No assignment clause samples

No Assignment .ExecutiverepresentsandwarrantsthatExecutive has made no assignment or other transfer, and covenants that Executive will make no assignment or other transfer, of any interest in any claim which Executive may have against the Company or any of the other Releasees (as defined in the Release).

11/06/2020 (Summit Midstream Partners, LP)

17. No Assignment . The Employee represents and warrants that Employee has made no assignment , and will make no assignment , of any claim, action, or right of any kind whatsoever, embodied in any of the matters referred to in this Agreement, and that no person or entity of any kind had or has any interest in any of the demands, obligations, actions, claims, debts, liabilities, rights, contracts, damages, attorneys’ fees, costs, expenses, losses, or claims referred to in this Agreement. By signing this Agreement, Employee has released all claims against the Releasees on behalf of Employee’s self, heirs, spouse, representatives, attorneys, advisors, family members, agents, or assigns.

05/01/2019 (NUVASIVE INC)

6. NO ASSIGNMENT . No party hereto may assign its rights, interests or obligations hereunder to any other person (except by operation of law) without the prior written consent of each other party hereto; provided, however, that the Guarantor may assign all or a portion of its obligations hereunder, with prior written notice to the Guaranteed Party accompanied by a guarantee in the form identical to this Limited Guarantee duly executed and delivered by the assignee, to an Affiliate of the Guarantor; provided, further, that no such assignment shall relieve the Guarantor of any liability or obligations hereunder except to the extent actually performed or satisfied by the assignee.

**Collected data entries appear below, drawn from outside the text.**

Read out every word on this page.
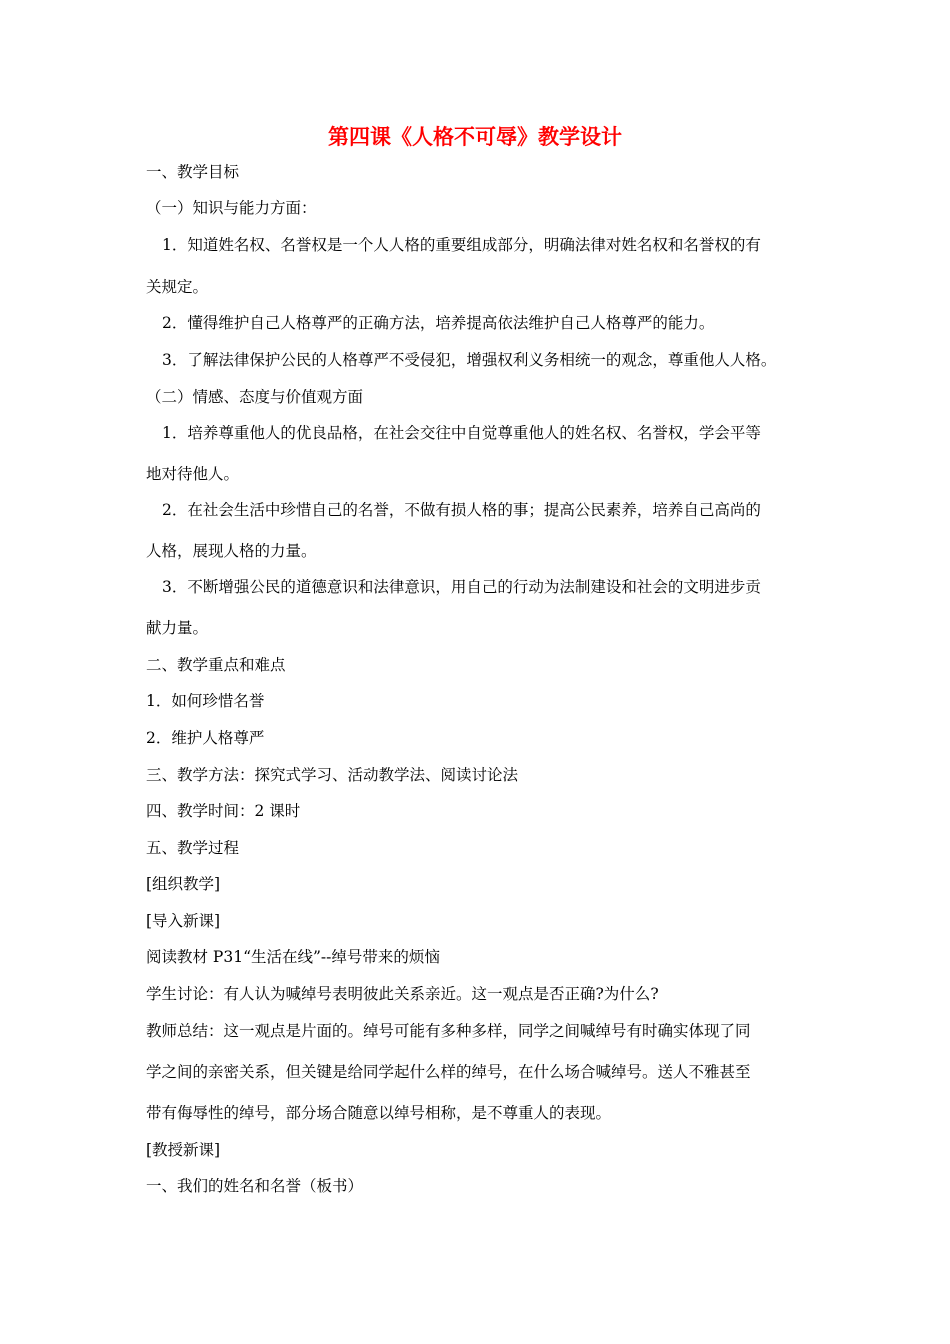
第四课《人格不可辱》教学设计
一、教学目标
（一）知识与能力方面：
1．知道姓名权、名誉权是一个人人格的重要组成部分，明确法律对姓名权和名誉权的有
关规定。
2．懂得维护自己人格尊严的正确方法，培养提高依法维护自己人格尊严的能力。
3．了解法律保护公民的人格尊严不受侵犯，增强权利义务相统一的观念，尊重他人人格。
（二）情感、态度与价值观方面
1．培养尊重他人的优良品格，在社会交往中自觉尊重他人的姓名权、名誉权，学会平等
地对待他人。
2．在社会生活中珍惜自己的名誉，不做有损人格的事；提高公民素养，培养自己高尚的
人格，展现人格的力量。
3．不断增强公民的道德意识和法律意识，用自己的行动为法制建设和社会的文明进步贡
献力量。
二、教学重点和难点
1．如何珍惜名誉
2．维护人格尊严
三、教学方法：探究式学习、活动教学法、阅读讨论法
四、教学时间：2 课时
五、教学过程
[组织教学]
[导入新课]
阅读教材 P31“生活在线”--绰号带来的烦恼
学生讨论：有人认为喊绰号表明彼此关系亲近。这一观点是否正确?为什么?
教师总结：这一观点是片面的。绰号可能有多种多样，同学之间喊绰号有时确实体现了同
学之间的亲密关系，但关键是给同学起什么样的绰号，在什么场合喊绰号。送人不雅甚至
带有侮辱性的绰号，部分场合随意以绰号相称，是不尊重人的表现。
[教授新课]
一、我们的姓名和名誉（板书）
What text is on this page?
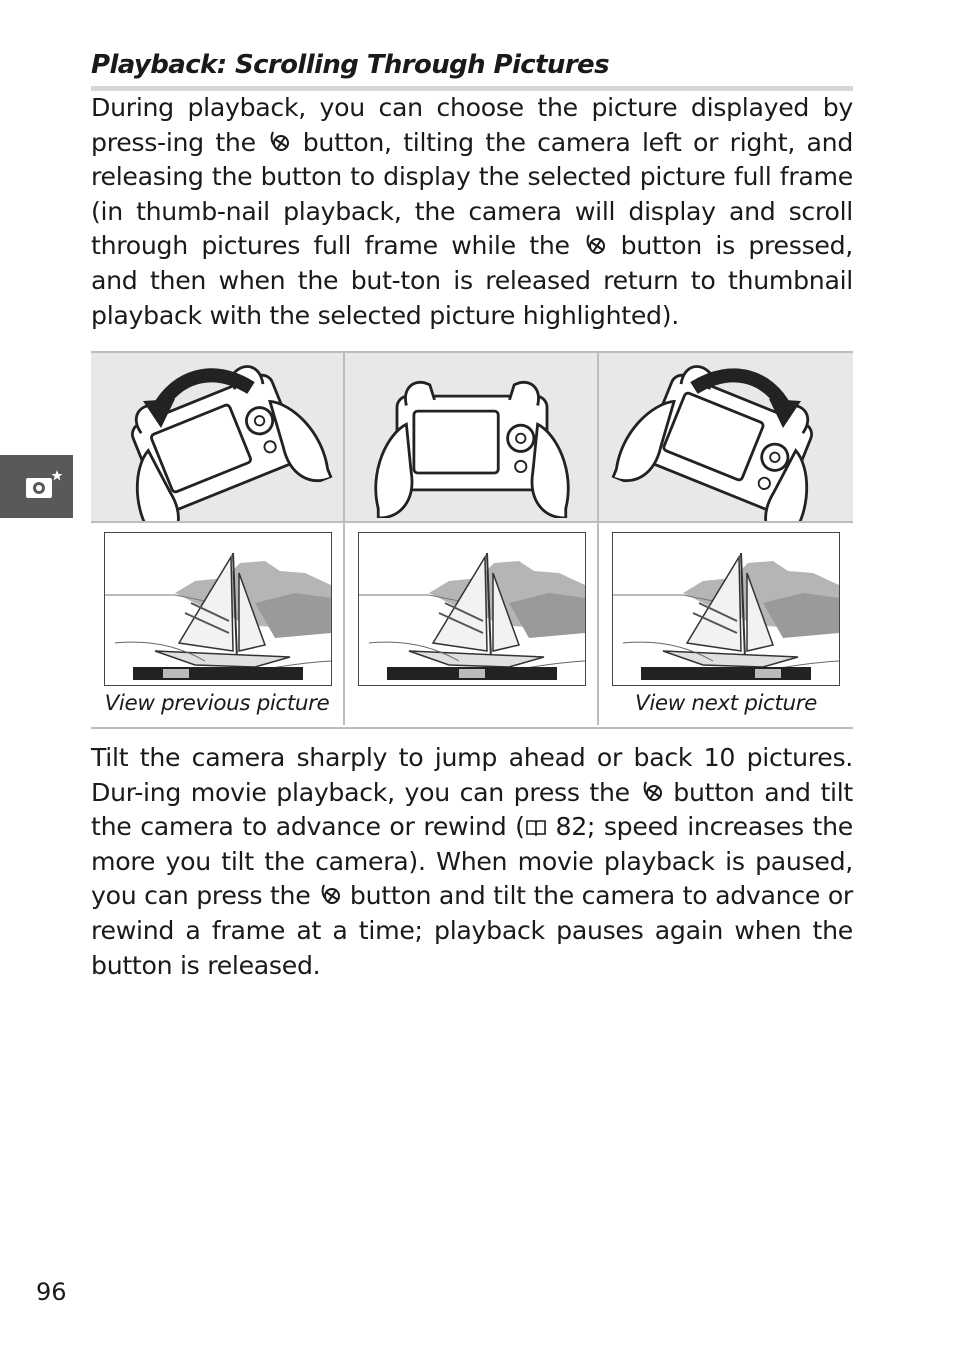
Playback: Scrolling Through Pictures

During playback, you can choose the picture displayed by press-ing the  button, tilting the camera left or right, and releasing the button to display the selected picture full frame (in thumb-nail playback, the camera will display and scroll through pictures full frame while the  button is pressed, and then when the but-ton is released return to thumbnail playback with the selected picture highlighted).

View previous picture	View next picture

Tilt the camera sharply to jump ahead or back 10 pictures. Dur-ing movie playback, you can press the  button and tilt the camera to advance or rewind ( 82; speed increases the more you tilt the camera). When movie playback is paused, you can press the  button and tilt the camera to advance or rewind a frame at a time; playback pauses again when the button is released.

96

11/21/2017 (JA Solar Holdings Co., Ltd.)

5. No Assignment . This letter and the commitment of the Investor described herein shall not be assignable by Parent without the prior written consent of the Investor, and the granting of such consent in a given instance shall be solely in the discretion of the Investor and, if granted, shall not constitute a waiver of this requirement as to any subsequent assignment. The Investor may without the prior written consent of Parent assign some or all of its obligations under Section1 to any of its Affiliates if such assignment is not reasonably expected to have the effect of impairing or delaying the Closing or the funding of the Investor’s Commitment at the time set forth in Section1, but may not otherwise assign its rights or obligations hereunder. No assignment by the Investor of any of its obligations hereunder will relieve the Investor of its obligations under this letter. Any purported assignment in contravention of this Section5 shall be void.

07/17/2017 (NCI, Inc.)

12. No Assignment . This Note shall not be assignable by Payee without the prior written consent of Maker.

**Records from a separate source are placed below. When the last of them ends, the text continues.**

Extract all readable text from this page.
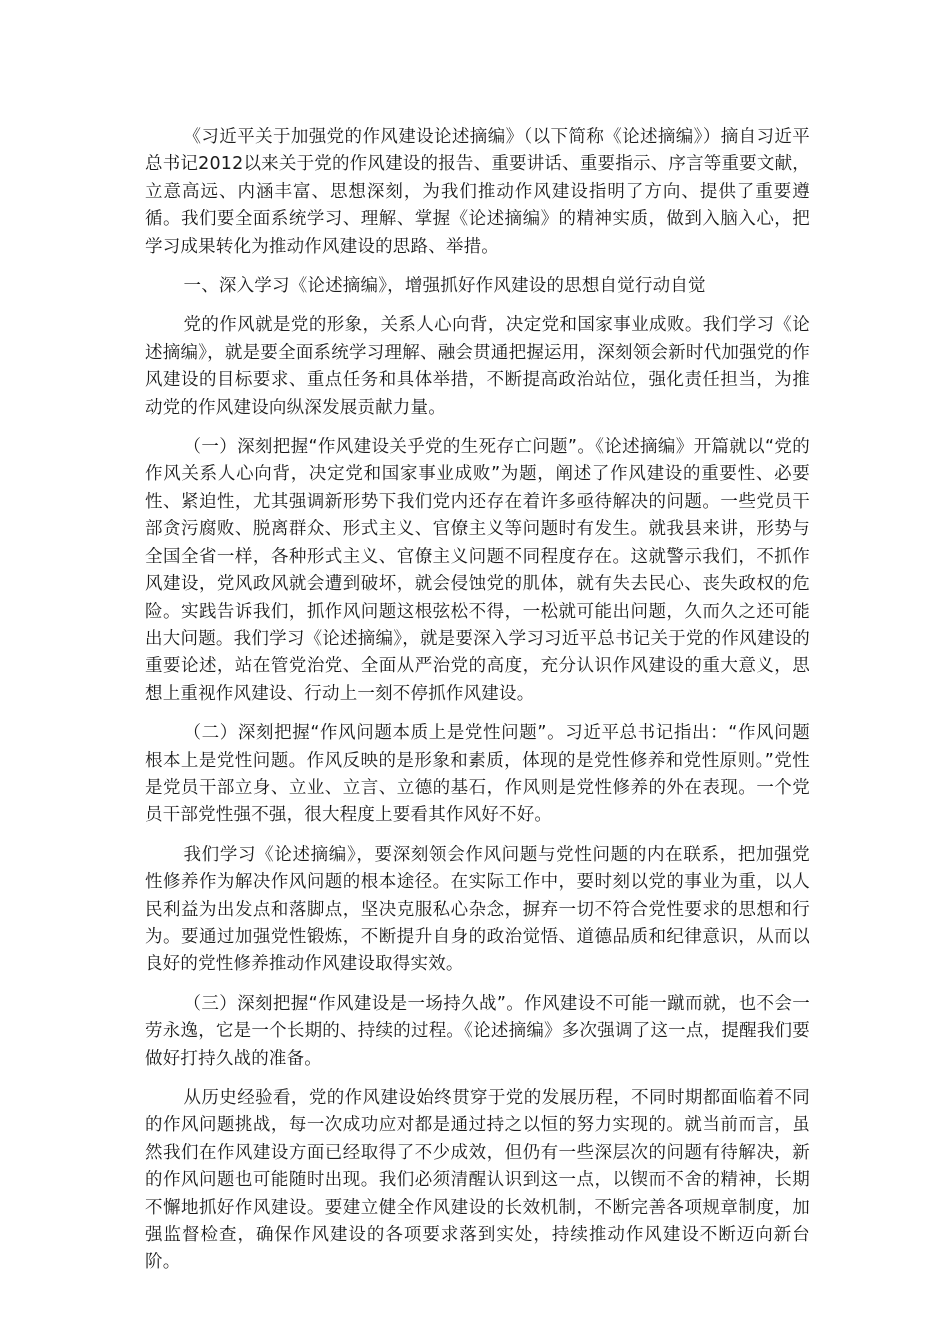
《习近平关于加强党的作风建设论述摘编》（以下简称《论述摘编》）摘自习近平总书记2012以来关于党的作风建设的报告、重要讲话、重要指示、序言等重要文献，立意高远、内涵丰富、思想深刻，为我们推动作风建设指明了方向、提供了重要遵循。我们要全面系统学习、理解、掌握《论述摘编》的精神实质，做到入脑入心，把学习成果转化为推动作风建设的思路、举措。

一、深入学习《论述摘编》，增强抓好作风建设的思想自觉行动自觉

党的作风就是党的形象，关系人心向背，决定党和国家事业成败。我们学习《论述摘编》，就是要全面系统学习理解、融会贯通把握运用，深刻领会新时代加强党的作风建设的目标要求、重点任务和具体举措，不断提高政治站位，强化责任担当，为推动党的作风建设向纵深发展贡献力量。

（一）深刻把握“作风建设关乎党的生死存亡问题”。《论述摘编》开篇就以“党的作风关系人心向背，决定党和国家事业成败”为题，阐述了作风建设的重要性、必要性、紧迫性，尤其强调新形势下我们党内还存在着许多亟待解决的问题。一些党员干部贪污腐败、脱离群众、形式主义、官僚主义等问题时有发生。就我县来讲，形势与全国全省一样，各种形式主义、官僚主义问题不同程度存在。这就警示我们，不抓作风建设，党风政风就会遭到破坏，就会侵蚀党的肌体，就有失去民心、丧失政权的危险。实践告诉我们，抓作风问题这根弦松不得，一松就可能出问题，久而久之还可能出大问题。我们学习《论述摘编》，就是要深入学习习近平总书记关于党的作风建设的重要论述，站在管党治党、全面从严治党的高度，充分认识作风建设的重大意义，思想上重视作风建设、行动上一刻不停抓作风建设。

（二）深刻把握“作风问题本质上是党性问题”。习近平总书记指出：“作风问题根本上是党性问题。作风反映的是形象和素质，体现的是党性修养和党性原则。”党性是党员干部立身、立业、立言、立德的基石，作风则是党性修养的外在表现。一个党员干部党性强不强，很大程度上要看其作风好不好。

我们学习《论述摘编》，要深刻领会作风问题与党性问题的内在联系，把加强党性修养作为解决作风问题的根本途径。在实际工作中，要时刻以党的事业为重，以人民利益为出发点和落脚点，坚决克服私心杂念，摒弃一切不符合党性要求的思想和行为。要通过加强党性锻炼，不断提升自身的政治觉悟、道德品质和纪律意识，从而以良好的党性修养推动作风建设取得实效。

（三）深刻把握“作风建设是一场持久战”。作风建设不可能一蹴而就，也不会一劳永逸，它是一个长期的、持续的过程。《论述摘编》多次强调了这一点，提醒我们要做好打持久战的准备。

从历史经验看，党的作风建设始终贯穿于党的发展历程，不同时期都面临着不同的作风问题挑战，每一次成功应对都是通过持之以恒的努力实现的。就当前而言，虽然我们在作风建设方面已经取得了不少成效，但仍有一些深层次的问题有待解决，新的作风问题也可能随时出现。我们必须清醒认识到这一点，以锲而不舍的精神，长期不懈地抓好作风建设。要建立健全作风建设的长效机制，不断完善各项规章制度，加强监督检查，确保作风建设的各项要求落到实处，持续推动作风建设不断迈向新台阶。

08/17/2018 (Collective Wisdom Technologies, Inc.)

C. No Assignment . A Participant or Participant’s beneficiary shall have no right to anticipate, alienate, sell, transfer, assign, pledge or encumber any right to receive any incentive made under the Plan, nor will any Participant or Participant’s beneficiary have any lien on any assets of any Participating Employer, or any affiliate thereof, by reason of any Award made under the Plan.

02/14/2017 (Vistra Energy Corp)

9) NO ASSIGNMENT . The Option Agreement and the Option Rights shall not be assignable, whether by operation of law or otherwise, and any attempt to do so shall be void.

08/19/2020 (SIGNET INTERNATIONAL HOLDINGS, INC.)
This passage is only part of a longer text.